Nuno Figueiredo disse...

Lúcio Ferro,
edificante...

Lúcio Ferro disse...

Nuno Figueiredo, tudo o que escrevi nesta caixa de comentários é meramente produto da minha imaginação fértil, nada do que aqui falei se passou, aliás eu nunca fui ao Algarve antes dos meus trinta e mesmo assim fui só para o lado de Vilamoura. Apenas quis abrilhantar um post sobre a Mafia com meia dúzia de historetas recambolescas que nunca tiveram lugar.
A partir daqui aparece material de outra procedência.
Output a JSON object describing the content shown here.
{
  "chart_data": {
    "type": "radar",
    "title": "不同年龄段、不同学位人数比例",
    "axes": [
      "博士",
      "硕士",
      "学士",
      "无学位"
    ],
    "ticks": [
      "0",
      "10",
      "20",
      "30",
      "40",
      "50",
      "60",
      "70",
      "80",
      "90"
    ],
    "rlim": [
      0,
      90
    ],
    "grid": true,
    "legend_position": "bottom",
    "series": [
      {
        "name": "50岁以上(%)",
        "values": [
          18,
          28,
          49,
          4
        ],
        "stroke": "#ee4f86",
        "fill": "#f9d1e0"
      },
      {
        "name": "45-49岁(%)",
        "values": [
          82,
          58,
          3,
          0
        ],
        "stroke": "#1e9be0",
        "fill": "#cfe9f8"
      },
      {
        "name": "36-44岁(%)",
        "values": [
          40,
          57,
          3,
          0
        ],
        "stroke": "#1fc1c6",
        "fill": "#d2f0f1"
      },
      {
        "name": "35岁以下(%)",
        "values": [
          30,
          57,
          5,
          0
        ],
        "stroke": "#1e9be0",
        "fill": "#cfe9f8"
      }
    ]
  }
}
Foi tudo produto da minha imaginação e, como lhe podem afiançar vários dos leitores, muito pouco ou quase nada do que por aqui escrevo é verdadeiro. Não obstante, sou uma pessoa íntegra e séria. Um bom dia.

Anónimo disse...

Face a um presumível, ainda que atrasado, autor confesso de crimes, pergunto: o que vai fazer o proprietário do blog?

Lúcio Ferro disse...

Uau, caro anónimo, as minhas qualidades de escrevinhador devem estar mesmo aprimoradas, engoliu a história de um mastermind do crime com 16 anitos? Putz, tenho que começar a pensar em publicar os meus vários contos de crime e mistério. ^_*

Lúcio Ferro disse...

Outra coisa, só para terminar o papo, "rápidamente" é advérbio de modo.

Genial

Devo dizer que, há uns anos, quando vi publicado este título, passou-me um ligeiro frio pela espinha. O jornalista que o construiu deve ter ...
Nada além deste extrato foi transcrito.